The report’s opening concedes that “the teacher contract still figures prominently on such issues as teacher pay,” but asserts that “on the most critical issues of the teaching profession, the state is the real powerhouse,” citing how teachers are evaluated, when they get tenure, their benefits, and the notorious issue of firing procedures. But are benefits really that important as an obstacle to reform, so long as compensation is structured on a factory-worker scale? And does the procedure for evaluating teachers matter as an obstacle to reform so long as evaluations play no role in compensation – again because compensation is structured on a factory-worker scale? When teachers get tenure and how hard it is to fire the bad ones are obviously important as obstacles to reform. But are they really so much more important than the factory-worker scale? Whether teachers get tenure early or late is less important than the fact that they get it. Disciplinary procedures only affect a small number of teachers. Even if we include the absence of a more widespread deterrent effect, we’re still not talking about something that affects all or even most of the profession.

I also think NCTQ is barking up the wrong tree when it argues that lobbying the state for goodies is more “efficient” than fighting for goodies district by district. As Hamilton, Madison and Jay (the “Three Founderos”) observed in the Federalist Papers, selfish interests will always find it easier to extract goodies from the public fisc in a whole bunch of little local places than in one big place. While centralization does provide one-stop shopping, it also creates more intense scrutiny and greater opporutnities for opposition.

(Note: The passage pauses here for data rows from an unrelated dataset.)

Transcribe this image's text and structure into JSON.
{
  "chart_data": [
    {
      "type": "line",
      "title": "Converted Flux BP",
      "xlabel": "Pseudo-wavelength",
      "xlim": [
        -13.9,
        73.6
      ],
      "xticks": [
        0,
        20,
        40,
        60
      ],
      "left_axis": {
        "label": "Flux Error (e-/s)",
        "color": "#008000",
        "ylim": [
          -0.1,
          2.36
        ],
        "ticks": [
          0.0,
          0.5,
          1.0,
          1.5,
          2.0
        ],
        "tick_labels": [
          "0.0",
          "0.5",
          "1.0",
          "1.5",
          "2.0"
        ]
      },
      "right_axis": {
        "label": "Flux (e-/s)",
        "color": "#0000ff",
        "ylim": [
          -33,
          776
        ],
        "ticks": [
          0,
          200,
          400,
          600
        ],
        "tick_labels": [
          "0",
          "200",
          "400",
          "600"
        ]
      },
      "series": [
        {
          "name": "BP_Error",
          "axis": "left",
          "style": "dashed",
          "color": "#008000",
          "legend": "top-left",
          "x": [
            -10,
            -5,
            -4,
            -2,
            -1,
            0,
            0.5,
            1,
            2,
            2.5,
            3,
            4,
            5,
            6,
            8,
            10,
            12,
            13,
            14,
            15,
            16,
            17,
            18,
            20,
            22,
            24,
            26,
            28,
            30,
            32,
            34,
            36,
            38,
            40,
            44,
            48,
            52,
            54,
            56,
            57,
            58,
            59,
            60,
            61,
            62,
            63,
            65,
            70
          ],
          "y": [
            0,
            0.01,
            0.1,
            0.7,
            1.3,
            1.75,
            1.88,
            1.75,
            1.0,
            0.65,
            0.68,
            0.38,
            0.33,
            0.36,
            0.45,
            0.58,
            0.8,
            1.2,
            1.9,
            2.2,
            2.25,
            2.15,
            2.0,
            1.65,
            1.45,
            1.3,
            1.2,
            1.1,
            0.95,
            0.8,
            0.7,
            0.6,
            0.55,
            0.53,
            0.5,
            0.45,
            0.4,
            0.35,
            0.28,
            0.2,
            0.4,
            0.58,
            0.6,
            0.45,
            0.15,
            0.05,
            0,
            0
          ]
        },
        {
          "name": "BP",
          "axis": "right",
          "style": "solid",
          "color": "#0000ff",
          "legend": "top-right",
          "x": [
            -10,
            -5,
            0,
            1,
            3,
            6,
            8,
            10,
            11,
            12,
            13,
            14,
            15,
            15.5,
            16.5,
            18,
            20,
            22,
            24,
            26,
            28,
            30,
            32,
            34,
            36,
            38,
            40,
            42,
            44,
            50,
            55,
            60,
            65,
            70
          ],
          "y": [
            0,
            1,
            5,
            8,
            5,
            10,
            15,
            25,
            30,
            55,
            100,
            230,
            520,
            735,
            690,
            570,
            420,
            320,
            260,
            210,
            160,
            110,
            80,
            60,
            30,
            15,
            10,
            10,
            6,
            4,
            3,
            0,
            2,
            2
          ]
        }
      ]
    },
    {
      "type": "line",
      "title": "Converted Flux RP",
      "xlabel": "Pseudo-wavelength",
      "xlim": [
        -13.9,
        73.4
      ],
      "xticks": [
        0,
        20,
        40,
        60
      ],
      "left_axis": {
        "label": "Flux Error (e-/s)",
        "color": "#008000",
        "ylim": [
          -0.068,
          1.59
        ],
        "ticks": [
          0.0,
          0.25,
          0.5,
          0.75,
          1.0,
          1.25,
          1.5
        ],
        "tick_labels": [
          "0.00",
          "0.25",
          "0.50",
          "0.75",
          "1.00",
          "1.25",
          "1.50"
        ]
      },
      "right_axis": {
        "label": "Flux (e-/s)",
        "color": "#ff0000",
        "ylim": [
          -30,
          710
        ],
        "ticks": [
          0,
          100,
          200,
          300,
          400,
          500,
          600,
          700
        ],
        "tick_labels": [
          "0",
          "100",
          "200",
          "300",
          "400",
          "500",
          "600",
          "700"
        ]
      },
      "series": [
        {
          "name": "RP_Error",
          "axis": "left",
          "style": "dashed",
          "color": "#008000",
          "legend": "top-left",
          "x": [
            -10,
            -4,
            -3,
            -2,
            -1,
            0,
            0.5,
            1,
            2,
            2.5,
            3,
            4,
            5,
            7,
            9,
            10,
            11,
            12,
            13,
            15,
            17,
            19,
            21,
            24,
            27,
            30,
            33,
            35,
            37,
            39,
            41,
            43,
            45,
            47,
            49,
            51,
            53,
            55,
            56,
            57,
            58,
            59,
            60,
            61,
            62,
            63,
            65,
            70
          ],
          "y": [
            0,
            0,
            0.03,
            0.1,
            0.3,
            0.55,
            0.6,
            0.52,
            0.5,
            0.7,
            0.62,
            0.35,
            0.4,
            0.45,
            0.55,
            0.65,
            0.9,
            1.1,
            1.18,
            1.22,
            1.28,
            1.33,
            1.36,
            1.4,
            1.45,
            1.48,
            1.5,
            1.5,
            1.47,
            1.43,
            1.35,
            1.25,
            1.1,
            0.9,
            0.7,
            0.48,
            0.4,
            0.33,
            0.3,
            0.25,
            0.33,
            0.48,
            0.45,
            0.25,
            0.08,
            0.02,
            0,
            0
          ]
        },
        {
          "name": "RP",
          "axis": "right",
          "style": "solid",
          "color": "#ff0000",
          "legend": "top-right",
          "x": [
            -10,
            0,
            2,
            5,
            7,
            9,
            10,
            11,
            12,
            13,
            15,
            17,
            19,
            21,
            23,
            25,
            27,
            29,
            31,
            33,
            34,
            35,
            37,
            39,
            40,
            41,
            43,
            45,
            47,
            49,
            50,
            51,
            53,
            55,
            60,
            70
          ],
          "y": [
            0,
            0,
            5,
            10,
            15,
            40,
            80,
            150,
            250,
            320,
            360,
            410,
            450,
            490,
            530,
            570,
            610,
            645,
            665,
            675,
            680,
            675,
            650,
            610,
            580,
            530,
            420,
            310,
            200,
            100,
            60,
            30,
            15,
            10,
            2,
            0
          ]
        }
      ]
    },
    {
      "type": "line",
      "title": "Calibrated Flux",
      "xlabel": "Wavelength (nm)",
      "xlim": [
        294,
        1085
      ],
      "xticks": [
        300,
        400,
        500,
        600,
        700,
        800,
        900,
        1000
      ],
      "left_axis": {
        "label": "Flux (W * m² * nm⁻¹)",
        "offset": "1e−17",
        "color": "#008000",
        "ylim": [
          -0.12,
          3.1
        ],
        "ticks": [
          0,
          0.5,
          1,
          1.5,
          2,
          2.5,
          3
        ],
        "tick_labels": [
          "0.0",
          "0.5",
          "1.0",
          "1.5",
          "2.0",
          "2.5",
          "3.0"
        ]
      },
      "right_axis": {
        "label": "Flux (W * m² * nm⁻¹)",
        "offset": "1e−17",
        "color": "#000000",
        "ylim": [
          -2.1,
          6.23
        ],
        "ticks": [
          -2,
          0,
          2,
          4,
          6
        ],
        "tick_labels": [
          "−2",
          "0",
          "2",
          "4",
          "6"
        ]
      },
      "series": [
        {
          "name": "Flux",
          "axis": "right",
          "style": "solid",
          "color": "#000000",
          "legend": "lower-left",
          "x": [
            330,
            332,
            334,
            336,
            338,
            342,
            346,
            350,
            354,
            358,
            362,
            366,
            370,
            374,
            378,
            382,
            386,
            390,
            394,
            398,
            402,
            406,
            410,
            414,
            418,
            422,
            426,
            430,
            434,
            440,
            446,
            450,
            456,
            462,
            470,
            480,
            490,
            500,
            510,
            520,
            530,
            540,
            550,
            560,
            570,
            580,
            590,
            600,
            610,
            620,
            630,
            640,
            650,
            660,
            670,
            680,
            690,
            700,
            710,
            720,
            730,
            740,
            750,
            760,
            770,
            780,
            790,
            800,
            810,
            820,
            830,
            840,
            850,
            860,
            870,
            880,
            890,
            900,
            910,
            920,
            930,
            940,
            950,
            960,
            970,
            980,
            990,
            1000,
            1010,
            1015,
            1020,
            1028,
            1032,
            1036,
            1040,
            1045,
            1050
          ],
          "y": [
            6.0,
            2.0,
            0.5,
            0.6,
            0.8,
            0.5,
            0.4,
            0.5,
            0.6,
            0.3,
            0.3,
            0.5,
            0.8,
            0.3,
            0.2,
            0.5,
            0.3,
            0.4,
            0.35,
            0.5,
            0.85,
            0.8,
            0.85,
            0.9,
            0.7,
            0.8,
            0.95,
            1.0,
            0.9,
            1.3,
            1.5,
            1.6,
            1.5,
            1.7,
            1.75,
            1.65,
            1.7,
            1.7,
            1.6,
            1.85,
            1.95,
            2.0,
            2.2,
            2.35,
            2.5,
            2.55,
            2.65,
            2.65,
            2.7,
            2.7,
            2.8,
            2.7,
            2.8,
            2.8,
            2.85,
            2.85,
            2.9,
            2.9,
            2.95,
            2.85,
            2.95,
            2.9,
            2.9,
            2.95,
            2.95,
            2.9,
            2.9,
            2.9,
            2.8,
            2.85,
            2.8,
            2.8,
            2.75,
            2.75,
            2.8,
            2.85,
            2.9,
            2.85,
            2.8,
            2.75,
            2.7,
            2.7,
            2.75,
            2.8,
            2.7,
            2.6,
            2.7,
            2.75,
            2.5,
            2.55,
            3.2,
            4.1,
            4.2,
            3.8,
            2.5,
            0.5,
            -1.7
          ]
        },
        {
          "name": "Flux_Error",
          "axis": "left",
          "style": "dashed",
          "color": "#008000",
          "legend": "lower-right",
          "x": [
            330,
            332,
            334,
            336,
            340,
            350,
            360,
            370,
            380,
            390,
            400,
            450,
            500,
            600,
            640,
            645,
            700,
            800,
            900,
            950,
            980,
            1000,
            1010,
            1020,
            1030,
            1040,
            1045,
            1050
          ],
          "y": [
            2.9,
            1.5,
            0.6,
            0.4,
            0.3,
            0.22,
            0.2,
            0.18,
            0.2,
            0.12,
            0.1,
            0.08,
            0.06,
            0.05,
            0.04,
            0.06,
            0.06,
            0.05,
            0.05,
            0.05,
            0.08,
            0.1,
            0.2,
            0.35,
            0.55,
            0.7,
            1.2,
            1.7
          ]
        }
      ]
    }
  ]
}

In fact, in the case of the teachers’ unions, I’m not even sure why it would take more resources to extract goodies on a district-by-district basis. They have to “negotiate district by district” anyway. They get coerced dues payments from millions of teachers precisely to pay the costs of negotiating in every district. And conditions on the ground in those districts are more favorable than those in the statehouse.

Moreover, the old saying goes “the crime is what’s legal.” In this case, the big obstacle to reform is what the teachers don’t have to bother negotiating for: the factory-worker structure of compensation. It’s not like they have to go back and win that all over again every time the contract comes up for renewal.

Finally, it’s not clear that state-mandated and district-negotiated provisions can be separated all that clearly. For example, check out this chart from the NCTQ report, illustrating how the process for firing teachers is mandated by state law in California:

Pretty nice graphic! But check out the contents of the first box:

School district must document specific examples of ineffective performance, based on standards set by the district and the local teachers union.

And the third box:

If the school board votes to approve dismissal . . .

And the fifth box:

School board must reconvene to decide whether to proceed . . .

And the seventh box:

. . . and persons appointed by the school board . . .

And the ninth box:

If . . . the school district appeals the decision . . .

See what I mean? The larger reality of the union/school board relationship will influence the board’s behavior in discipline cases. And the standards for documenting misconduct are subject to union/board negotiations.

I don’t mean to diminish NCTQ’s important contribution here. We should absolutely be paying more attention to state teacher contract mandates. But I think NCTQ goes too far to argue that they’re more important than the dysfunctional school board system.